Jefferson County Sheriff Mark Pettway said the same.

“We get calls about Brookside quite regularly because they really go outside their jurisdiction to stop people,” Pettway said. “Most of the time people get stopped, they’re going to get a ticket. And they’re saying they were nowhere near Brookside.”

Police stops soared between 2018 and 2020. Fines and forfeitures – seizures of cars during traffic stops, among other things – doubled from 2018 to 2019. In 2020 they came to $610,000. That’s 49% of the small town’s skyrocketing revenue.

“This is shocking,” said Crowder. “No one can objectively look at this and conclude this is good government that is keeping us safer.”

Because people overwhelmed by debt have been shown to turn to crime to pay their fines “an argument can be made that this kind of policing creates crime,” Crowder said.

Brookside Police Chief Mike Jones, who spearheaded the change and grew the police department tenfold, at least, calls the town’s policing “a positive story.” Mayor Mike Bryan – a former councilman who assumed his position last year after the death of the previous mayor – sits and nods in agreement.

Jones said crime when he took over was higher than it appeared from numbers the town reported to the state.
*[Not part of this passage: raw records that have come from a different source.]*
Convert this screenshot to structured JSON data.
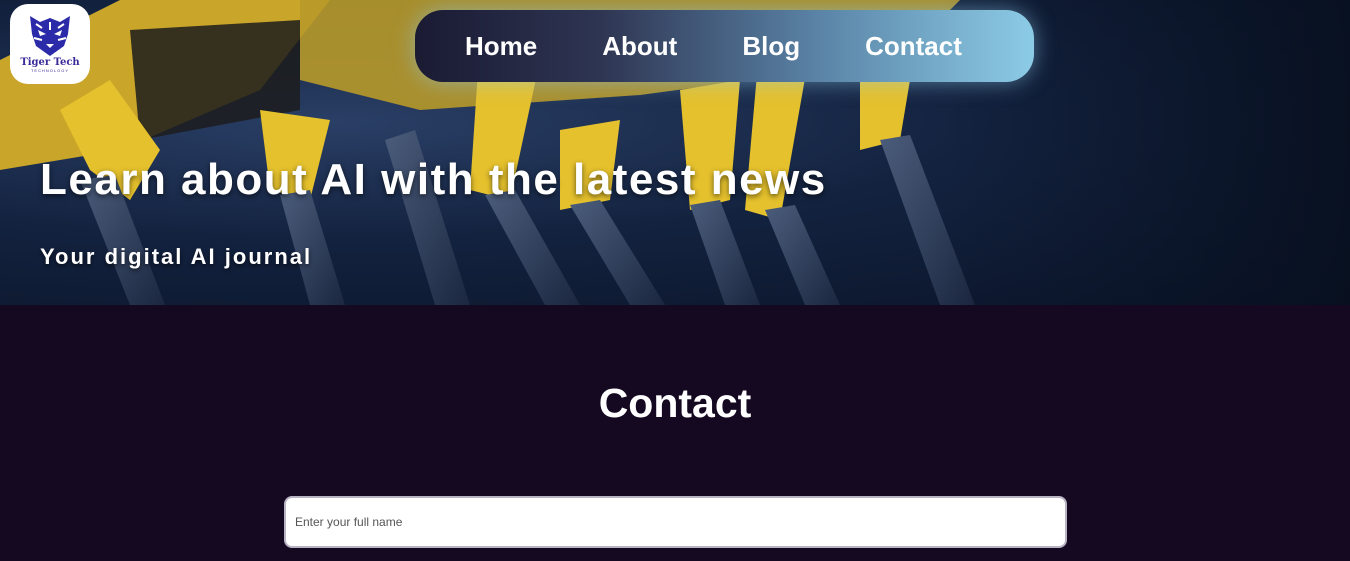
{
  "logo": {
    "name": "Tiger Tech",
    "tagline": "TECHNOLOGY"
  },
  "nav": {
    "items": [
      {
        "label": "Home"
      },
      {
        "label": "About"
      },
      {
        "label": "Blog"
      },
      {
        "label": "Contact"
      }
    ]
  },
  "hero": {
    "title": "Learn about AI with the latest news",
    "subtitle": "Your digital AI journal"
  },
  "contact": {
    "heading": "Contact",
    "name_placeholder": "Enter your full name"
  },
  "colors": {
    "page_background": "#150821",
    "hero_dark": "#0a1428",
    "robot_yellow": "#e5c12d",
    "nav_gradient_start": "#1a1a33",
    "nav_gradient_end": "#8ccbe6"
  }
}
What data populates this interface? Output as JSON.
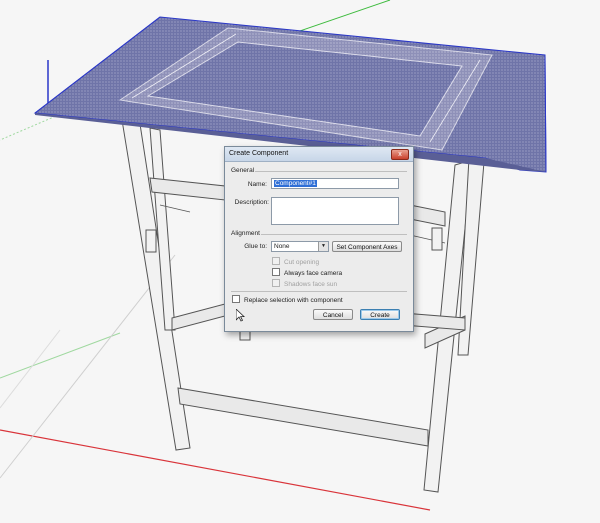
{
  "dialog": {
    "title": "Create Component",
    "close_glyph": "x",
    "general": {
      "heading": "General",
      "name_label": "Name:",
      "name_value": "Component#1",
      "description_label": "Description:",
      "description_value": ""
    },
    "alignment": {
      "heading": "Alignment",
      "glue_label": "Glue to:",
      "glue_value": "None",
      "set_axes_label": "Set Component Axes",
      "cut_opening_label": "Cut opening",
      "always_face_camera_label": "Always face camera",
      "shadows_face_sun_label": "Shadows face sun"
    },
    "replace_selection_label": "Replace selection with component",
    "cancel_label": "Cancel",
    "create_label": "Create"
  },
  "scene": {
    "icons": [
      "axis-origin-icon",
      "mouse-pointer-icon"
    ],
    "colors": {
      "red_axis": "#d9343a",
      "green_axis": "#3dbb3d",
      "blue_axis": "#2a37c8",
      "selection_plane": "#6f74a8",
      "selection_edge": "#2a37c8"
    }
  }
}
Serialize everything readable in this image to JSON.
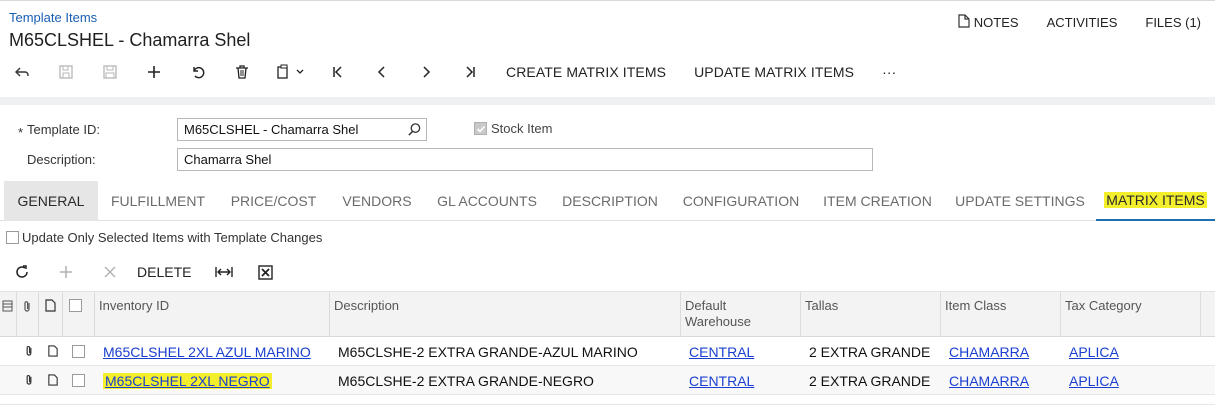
{
  "header": {
    "breadcrumb": "Template Items",
    "title": "M65CLSHEL - Chamarra Shel",
    "links": {
      "notes": "NOTES",
      "activities": "ACTIVITIES",
      "files": "FILES (1)"
    }
  },
  "toolbar": {
    "create_matrix": "CREATE MATRIX ITEMS",
    "update_matrix": "UPDATE MATRIX ITEMS",
    "more": "···"
  },
  "form": {
    "template_id_label": "Template ID:",
    "template_id_value": "M65CLSHEL - Chamarra Shel",
    "description_label": "Description:",
    "description_value": "Chamarra Shel",
    "stock_item_label": "Stock Item",
    "stock_item_checked": true,
    "required_mark": "*"
  },
  "tabs": [
    {
      "label": "GENERAL"
    },
    {
      "label": "FULFILLMENT"
    },
    {
      "label": "PRICE/COST"
    },
    {
      "label": "VENDORS"
    },
    {
      "label": "GL ACCOUNTS"
    },
    {
      "label": "DESCRIPTION"
    },
    {
      "label": "CONFIGURATION"
    },
    {
      "label": "ITEM CREATION"
    },
    {
      "label": "UPDATE SETTINGS"
    },
    {
      "label": "MATRIX ITEMS"
    }
  ],
  "update_only": "Update Only Selected Items with Template Changes",
  "grid_toolbar": {
    "delete": "DELETE"
  },
  "grid": {
    "headers": {
      "inventory_id": "Inventory ID",
      "description": "Description",
      "default_warehouse_1": "Default",
      "default_warehouse_2": "Warehouse",
      "tallas": "Tallas",
      "item_class": "Item Class",
      "tax_category": "Tax Category"
    },
    "rows": [
      {
        "inventory_id": "M65CLSHEL 2XL AZUL MARINO",
        "description": "M65CLSHE-2 EXTRA GRANDE-AZUL MARINO",
        "warehouse": "CENTRAL",
        "tallas": "2 EXTRA GRANDE",
        "item_class": "CHAMARRA",
        "tax_category": "APLICA"
      },
      {
        "inventory_id": "M65CLSHEL 2XL NEGRO",
        "description": "M65CLSHE-2 EXTRA GRANDE-NEGRO",
        "warehouse": "CENTRAL",
        "tallas": "2 EXTRA GRANDE",
        "item_class": "CHAMARRA",
        "tax_category": "APLICA"
      }
    ]
  },
  "colors": {
    "link": "#1a3fd0",
    "highlight": "#f4ef2d",
    "active_tab_underline": "#1f6fb2"
  }
}
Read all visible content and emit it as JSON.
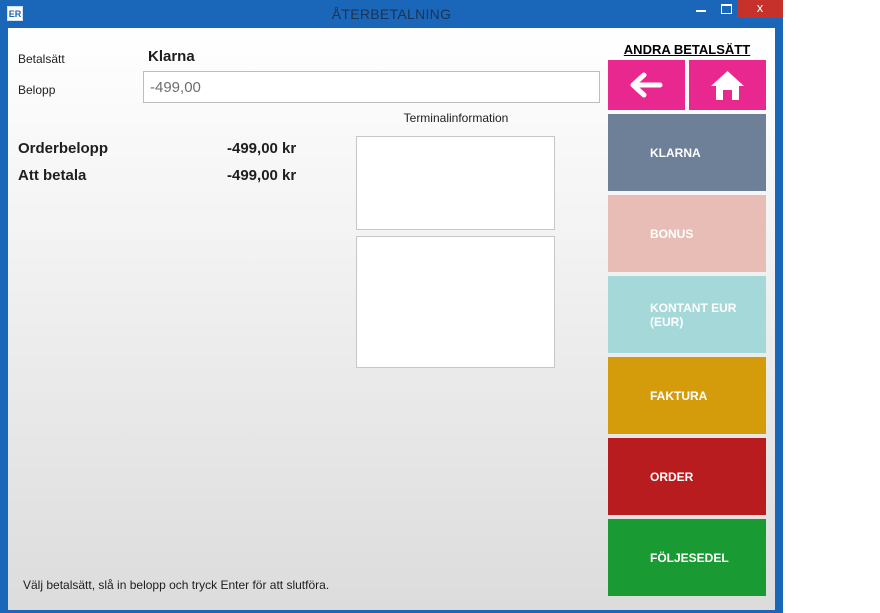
{
  "window": {
    "app_icon": "ER",
    "title": "ÅTERBETALNING",
    "close_glyph": "x"
  },
  "form": {
    "method_label": "Betalsätt",
    "method_value": "Klarna",
    "amount_label": "Belopp",
    "amount_value": "-499,00"
  },
  "summary": {
    "order_label": "Orderbelopp",
    "order_value": "-499,00 kr",
    "pay_label": "Att betala",
    "pay_value": "-499,00 kr"
  },
  "terminal": {
    "title": "Terminalinformation"
  },
  "footer": {
    "hint": "Välj betalsätt, slå in belopp och tryck Enter för att slutföra."
  },
  "sidebar": {
    "title": "ANDRA BETALSÄTT",
    "nav": {
      "back_icon": "arrow-left-icon",
      "home_icon": "home-icon",
      "color": "#e8288f"
    },
    "methods": [
      {
        "label": "KLARNA",
        "color": "#6e7f98"
      },
      {
        "label": "BONUS",
        "color": "#e7bdb6"
      },
      {
        "label": "KONTANT EUR (EUR)",
        "color": "#a5d8d8"
      },
      {
        "label": "FAKTURA",
        "color": "#d49c0a"
      },
      {
        "label": "ORDER",
        "color": "#b81c1f"
      },
      {
        "label": "FÖLJESEDEL",
        "color": "#1a9a33"
      }
    ]
  }
}
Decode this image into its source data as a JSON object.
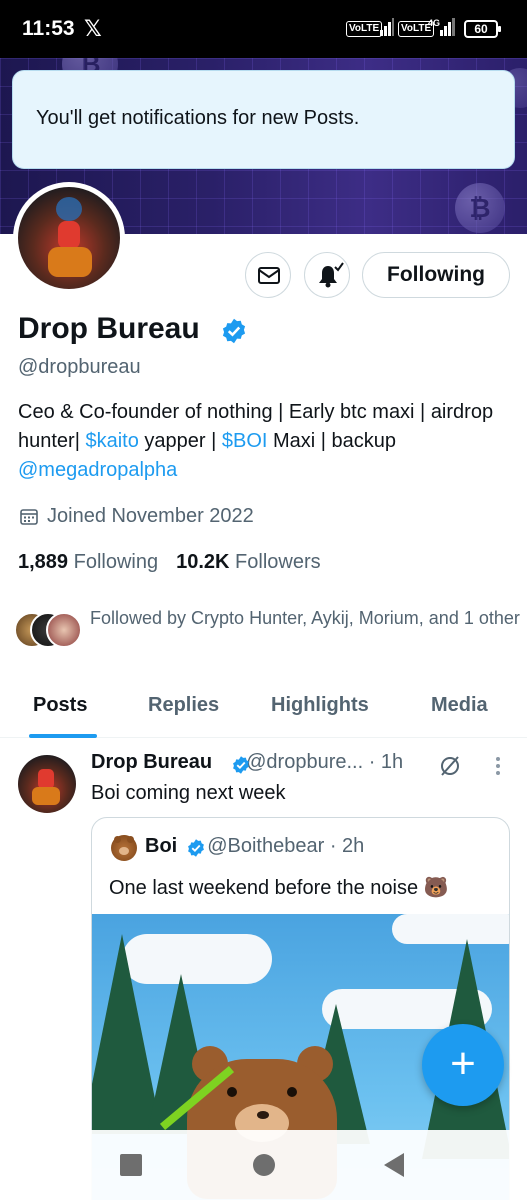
{
  "status_bar": {
    "time": "11:53",
    "app_icon": "x-logo",
    "volte1": "VoLTE",
    "volte2": "VoLTE",
    "network": "4G",
    "battery": "60"
  },
  "toast": {
    "message": "You'll get notifications for new Posts."
  },
  "profile": {
    "name": "Drop Bureau",
    "handle": "@dropbureau",
    "verified": true,
    "bio_parts": {
      "p1": "Ceo & Co-founder of nothing | Early btc maxi | airdrop hunter| ",
      "link1": "$kaito",
      "p2": " yapper | ",
      "link2": "$BOI",
      "p3": " Maxi | backup ",
      "link3": "@megadropalpha"
    },
    "joined": "Joined November 2022",
    "following_count": "1,889",
    "following_label": "Following",
    "followers_count": "10.2K",
    "followers_label": "Followers",
    "followed_by": "Followed by Crypto Hunter, Aykij, Morium, and 1 other",
    "follow_button": "Following"
  },
  "tabs": [
    {
      "label": "Posts",
      "active": true
    },
    {
      "label": "Replies",
      "active": false
    },
    {
      "label": "Highlights",
      "active": false
    },
    {
      "label": "Media",
      "active": false
    }
  ],
  "post": {
    "author": "Drop Bureau",
    "handle_time": "@dropbure... · 1h",
    "text": "Boi coming next week",
    "quote": {
      "author": "Boi",
      "handle_time": "@Boithebear · 2h",
      "text": "One last weekend before the noise 🐻"
    }
  },
  "fab_label": "+",
  "colors": {
    "accent": "#1d9bf0",
    "text_primary": "#0f1419",
    "text_secondary": "#536471",
    "toast_bg": "#e6f5fd"
  }
}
He said response times were long because Brookside often had to rely on the Jefferson County Sheriff’s department for service.

He said he’d like to see even more growth in revenue from fines and forfeitures.

“I see a 600% increase – that’s a failure. If you had more officers and more productivity you’d have more,” Jones said. “I think it could be more.”

Stories of how Alabama legal systems criminalize poverty. Written with the support of Columbia University’s Ira A. Lipman Center for Journalism and Civil and Human Rights.

When Jones was hired as chief in 2018, he was the only full-time police officer, he said in sworn testimony for a lawsuit filed against him and the city. By last summer, he said in a deposition, Brookside had hired eight additional full-time officers and several part-timers.

Asked in December how many officers were on staff, he refused to say, citing “security” concerns, though police staff sizes are reported regularly to the government for public consumption.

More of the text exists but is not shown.